A novel by John Stewart. Shepheard-Walwyn, Ltd., London, 2008. Review by Lindy Davies.
What a nice thing to see! An impressively laid-out trade paperback with an imposing image of the White House on its cover: a novel about a US President who gets the “location value” bug and turns his citizens on to it! Due to the good offices of David Triggs, Director of the Henry George Foundation of Great Britain, colleagues at the recent Kansas City conference got free copies — and Mr. Triggs plans another trip to the States to promote the book.
Any Georgist’s review of a Georgist presentation must have limited value, to begin with.
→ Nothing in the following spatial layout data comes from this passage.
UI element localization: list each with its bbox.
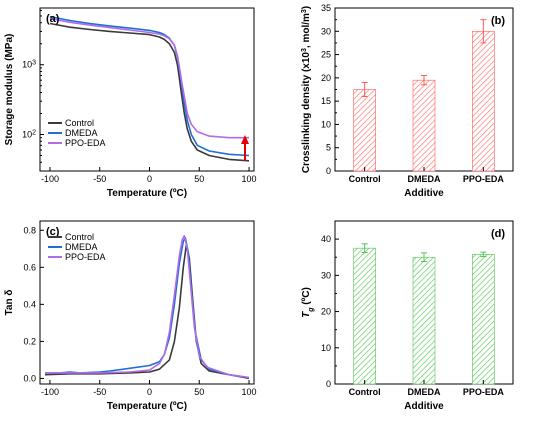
y-axis-label: Tan δ — [4, 290, 15, 316]
y-tick-label: 0.6 — [23, 262, 36, 272]
y-tick-label: 10 — [321, 119, 331, 129]
y-label-subscript: g — [308, 307, 315, 313]
legend-label: PPO-EDA — [65, 252, 106, 262]
legend-label: Control — [65, 232, 94, 242]
x-tick-label: 50 — [194, 174, 204, 184]
y-label-superscript: 3 — [301, 9, 308, 13]
x-tick-label: 100 — [242, 387, 257, 397]
x-tick-label: -100 — [41, 174, 59, 184]
y-tick-label: 20 — [321, 73, 331, 83]
plot-frame — [39, 220, 255, 385]
y-axis-label: Storage modulus (MPa) — [4, 34, 15, 146]
y-tick-base: 10 — [22, 60, 32, 70]
x-tick-label: DMEDA — [408, 387, 441, 397]
y-tick-label: 0.0 — [23, 373, 36, 383]
x-tick-label: -50 — [93, 387, 106, 397]
legend-label: Control — [65, 118, 94, 128]
series-line-ppo-eda — [49, 17, 249, 139]
series-line-control — [44, 244, 250, 380]
panel-label: (c) — [46, 226, 60, 238]
bar-dmeda — [412, 79, 436, 172]
panel-d-tg-chart: 0 10 20 30 40 Control DMEDA PPO-EDA Additive Tg (… — [301, 220, 514, 412]
x-tick-label: PPO-EDA — [463, 387, 505, 397]
bar-control — [353, 247, 376, 385]
bar-control — [353, 89, 376, 172]
x-axis-label: Temperature (ºC) — [107, 188, 187, 199]
y-label-text: ) — [301, 6, 312, 9]
x-tick-label: Control — [349, 174, 381, 184]
x-axis-label: Additive — [404, 188, 444, 199]
y-label-superscript: 3 — [301, 48, 308, 52]
panel-c-tan-delta-chart: -100 -50 0 50 100 0.0 0.2 0.4 0.6 0.8 Temperature … — [4, 220, 257, 412]
x-axis-label: Temperature (ºC) — [107, 401, 187, 412]
bar-ppo-eda — [472, 254, 495, 385]
x-tick-label: Control — [349, 387, 381, 397]
panel-label: (d) — [491, 228, 505, 240]
legend-label: DMEDA — [65, 128, 98, 138]
y-tick-label: 102 — [22, 129, 36, 140]
x-axis-label: Additive — [404, 401, 444, 412]
series-line-control — [49, 22, 250, 162]
panel-label: (b) — [491, 15, 505, 27]
y-tick-label: 0 — [326, 379, 331, 389]
x-tick-label: 50 — [194, 387, 204, 397]
y-tick-label: 15 — [321, 96, 331, 106]
y-tick-base: 10 — [22, 130, 32, 140]
y-tick-label: 0.8 — [23, 225, 36, 235]
x-tick-label: 100 — [242, 174, 257, 184]
y-tick-label: 0.2 — [23, 336, 36, 346]
x-tick-label: DMEDA — [408, 174, 441, 184]
arrow-head — [241, 135, 249, 145]
bar-dmeda — [412, 256, 436, 385]
x-tick-label: 0 — [147, 387, 152, 397]
plot-frame — [39, 7, 255, 172]
y-tick-exponent: 3 — [32, 59, 36, 66]
y-tick-label: 5 — [326, 143, 331, 153]
y-tick-label: 25 — [321, 50, 331, 60]
y-tick-label: 0.4 — [23, 299, 36, 309]
y-axis-label: Tg (ºC) — [301, 287, 315, 318]
series-line-ppo-eda — [45, 235, 250, 379]
y-tick-label: 0 — [326, 166, 331, 176]
x-tick-label: 0 — [147, 174, 152, 184]
y-tick-exponent: 2 — [32, 129, 36, 136]
x-tick-label: -50 — [93, 174, 106, 184]
y-label-unit: (ºC) — [301, 287, 312, 307]
y-tick-label: 40 — [321, 234, 331, 244]
panel-b-crosslinking-density-chart: 0 5 10 15 20 25 30 35 Control DMEDA PPO-EDA Additiv… — [301, 3, 514, 199]
x-tick-label: PPO-EDA — [463, 174, 505, 184]
y-tick-label: 35 — [321, 3, 331, 13]
bar-ppo-eda — [472, 30, 495, 172]
y-tick-label: 30 — [321, 26, 331, 36]
legend-label: PPO-EDA — [65, 138, 106, 148]
y-tick-label: 30 — [321, 270, 331, 280]
y-axis-label: Crosslinking density (x103, mol/m3) — [301, 6, 313, 173]
panel-label: (a) — [46, 13, 60, 25]
y-label-text: Crosslinking density (x10 — [301, 52, 312, 174]
y-label-t: T — [301, 311, 312, 318]
y-tick-label: 10 — [321, 343, 331, 353]
legend-label: DMEDA — [65, 242, 98, 252]
x-tick-label: -100 — [41, 387, 59, 397]
y-tick-label: 103 — [22, 59, 36, 70]
y-label-text: , mol/m — [301, 13, 312, 48]
y-tick-label: 20 — [321, 307, 331, 317]
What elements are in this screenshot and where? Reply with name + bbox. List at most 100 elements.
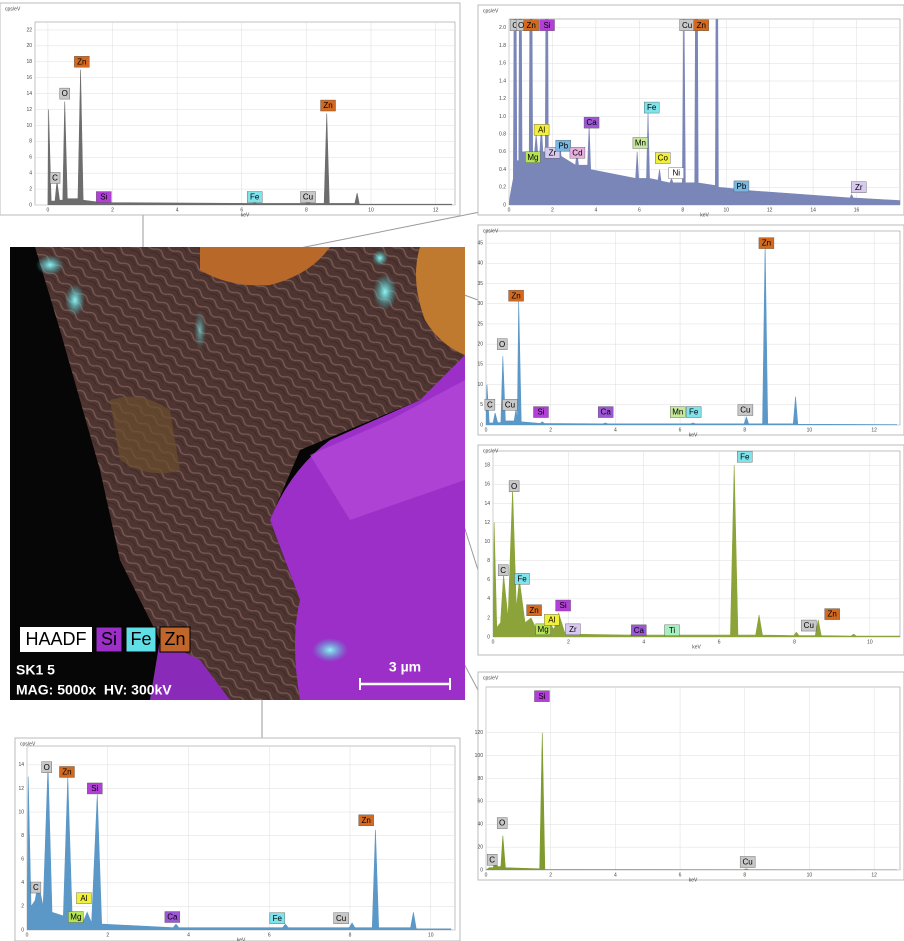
y-tick-label: 0.2	[499, 185, 506, 191]
x-tick-label: 4	[187, 932, 190, 938]
element-label: Mg	[538, 625, 549, 634]
element-label: O	[499, 819, 505, 828]
spectrum-chart: 0246810121416180246810keVcps/eVCOFeZnMgA…	[478, 445, 904, 655]
x-tick-label: 8	[743, 872, 746, 878]
x-tick-label: 0	[47, 207, 50, 213]
element-label: C	[500, 566, 506, 575]
element-label: Zr	[569, 625, 577, 634]
x-tick-label: 12	[767, 207, 773, 213]
y-tick-label: 12	[18, 786, 24, 792]
element-label: Zn	[62, 768, 71, 777]
x-tick-label: 2	[549, 427, 552, 433]
legend-entry: Zn	[164, 629, 185, 649]
element-label: Cu	[804, 621, 814, 630]
x-tick-label: 0	[485, 872, 488, 878]
x-tick-label: 12	[871, 872, 877, 878]
y-axis-label: cps/eV	[483, 448, 499, 454]
y-tick-label: 2	[29, 186, 32, 192]
y-axis-label: cps/eV	[483, 8, 499, 14]
y-tick-label: 30	[477, 301, 483, 307]
x-axis-label: keV	[689, 432, 698, 438]
element-label: Si	[100, 193, 107, 202]
y-tick-label: 10	[477, 382, 483, 388]
element-label: O	[499, 340, 505, 349]
x-tick-label: 2	[567, 639, 570, 645]
x-tick-label: 4	[176, 207, 179, 213]
x-tick-label: 4	[614, 872, 617, 878]
y-axis-label: cps/eV	[483, 675, 499, 681]
x-tick-label: 8	[793, 639, 796, 645]
legend-entry: HAADF	[25, 629, 86, 649]
y-tick-label: 8	[29, 139, 32, 145]
y-tick-label: 4	[21, 880, 24, 886]
y-tick-label: 20	[477, 844, 483, 850]
fe-spot	[194, 310, 206, 350]
y-tick-label: 14	[18, 762, 24, 768]
y-tick-label: 40	[477, 822, 483, 828]
y-tick-label: 12	[26, 107, 32, 113]
y-tick-label: 0.6	[499, 149, 506, 155]
y-tick-label: 8	[487, 558, 490, 564]
x-tick-label: 8	[349, 932, 352, 938]
element-label: C	[487, 400, 493, 409]
y-tick-label: 1.8	[499, 43, 506, 49]
element-label: Ca	[167, 913, 178, 922]
element-label: Cu	[303, 193, 313, 202]
x-tick-label: 0	[492, 639, 495, 645]
x-tick-label: 4	[594, 207, 597, 213]
y-tick-label: 1.4	[499, 78, 506, 84]
y-tick-label: 0	[480, 867, 483, 873]
micrograph: HAADF Si Fe Zn SK1 5 MAG: 5000x HV: 300k…	[10, 247, 465, 700]
x-tick-label: 10	[723, 207, 729, 213]
x-tick-label: 12	[433, 207, 439, 213]
x-tick-label: 2	[106, 932, 109, 938]
y-tick-label: 16	[26, 75, 32, 81]
y-tick-label: 5	[480, 402, 483, 408]
y-tick-label: 2	[487, 615, 490, 621]
y-tick-label: 4	[29, 171, 32, 177]
element-label: Al	[538, 125, 545, 134]
y-tick-label: 22	[26, 27, 32, 33]
y-tick-label: 20	[477, 341, 483, 347]
y-tick-label: 0	[503, 202, 506, 208]
figure: HAADF Si Fe Zn SK1 5 MAG: 5000x HV: 300k…	[0, 0, 904, 941]
element-label: Ni	[672, 169, 680, 178]
acquisition-info: MAG: 5000x HV: 300kV	[16, 682, 172, 698]
y-tick-label: 0.4	[499, 167, 506, 173]
spectrum-chart: 024681012140246810keVcps/eVCOZnSiAlMgCaF…	[15, 738, 460, 941]
y-tick-label: 0	[480, 422, 483, 428]
y-tick-label: 0	[487, 634, 490, 640]
y-axis-label: cps/eV	[5, 6, 21, 12]
element-label: Si	[538, 692, 545, 701]
element-label: Fe	[273, 914, 283, 923]
element-label: Zn	[361, 816, 370, 825]
x-axis-label: keV	[689, 877, 698, 883]
y-tick-label: 12	[484, 520, 490, 526]
element-label: Si	[543, 21, 550, 30]
element-label: Al	[548, 615, 555, 624]
y-tick-label: 8	[21, 833, 24, 839]
x-tick-label: 6	[679, 427, 682, 433]
x-tick-label: 6	[638, 207, 641, 213]
x-tick-label: 10	[807, 427, 813, 433]
element-label: Cu	[743, 858, 753, 867]
element-label: Mg	[527, 153, 538, 162]
element-label: Zn	[511, 291, 520, 300]
y-tick-label: 0.8	[499, 131, 506, 137]
element-label: Pb	[558, 141, 568, 150]
x-axis-label: keV	[237, 937, 246, 941]
element-label: Ca	[601, 408, 612, 417]
element-label: Pb	[737, 182, 747, 191]
element-label: Zn	[529, 606, 538, 615]
y-tick-label: 18	[26, 59, 32, 65]
x-axis-label: keV	[692, 644, 701, 650]
fe-spot	[312, 638, 348, 662]
x-axis-label: keV	[241, 212, 250, 218]
y-tick-label: 40	[477, 261, 483, 267]
y-tick-label: 2.0	[499, 25, 506, 31]
x-tick-label: 8	[681, 207, 684, 213]
y-tick-label: 60	[477, 799, 483, 805]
After all, we have spent so long making points that seem overwhelmingly obviously true, and have been so stridently ignored by so many people that, well, objectivity is really no longer a possibility for us. Recognizing that, though, I’ll offer a few cautious points about The President.
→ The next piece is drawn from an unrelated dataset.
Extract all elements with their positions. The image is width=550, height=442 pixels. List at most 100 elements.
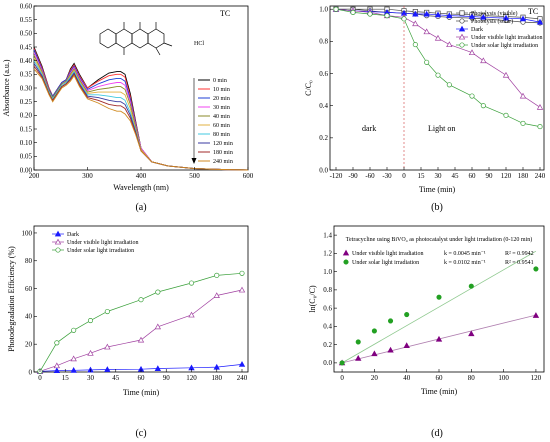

It’s not Tolstoy, but it’s not bad. Its characters aren’t fully fleshed-out psychological creatures, but they’re recognizable and likable enough. The novel seems rather deliberately simple, as if aimed at a general, almost pulp-style readership; it seems an ideal book for airport bookshops, something to be picked up for idle entertainment on the way home from a business trip. It does not affect any inside knowledge of how people talk and think in the “West Wing,” but rather stays in the reader’s comfort zone of stereotypical impressions. That’s a decision that makes sense, it seems to me, and the book gains strength from it. It’s a fantasy, a “thought experiment” — and it takes itself just seriously enough to draw the reader in. (Or at least, I hope so; like I said, I’m already convinced, so what do I know?)
Somehow John Duncan, the President of the United States, a moderate Democrat, manages one morning to disguise himself in a baseball cap and elude the US Secret Service, to take an unescorted walk and experience a Moment of Clarity. He is soon discovered by panicky agents, of course, and the media have much fun with this wayward behavior. Duncan’s moment snaps him out of his deeply circumspect habits of thought. It falls to his affable, muscular chauffeur, Harry Roberts, a crypto-Georgist, to give him the message he was destined to hear.
The novel could have used some editing. One thing that’s a little off-putting is the characters’ tendency to use characteristically British expressions. They cuss like Americans, yes, but they talk about cock-ups, people rabbit on about things, situations hot up; all, alas, rather British. Another sour note is the book’s tendency to equate real estate investment with criminal behavior; every unsavory character, including the oddly obsessed rock star Glit Jones, is a land speculator.
But, such small problems proved less and less annoying as the story unfolded, and, about two-thirds of the way through, I found myself rather in the grip of a page-turner. That can’t be a bad thing. There’s a hostage crisis, an affably forward-thinking British PM, a love story starring a sweet-voiced British journalist (who quietly charms the American people), and a worldly-wise corporate magnate who sees the cat and starts telling the world about location value. Not a bad read, all in all.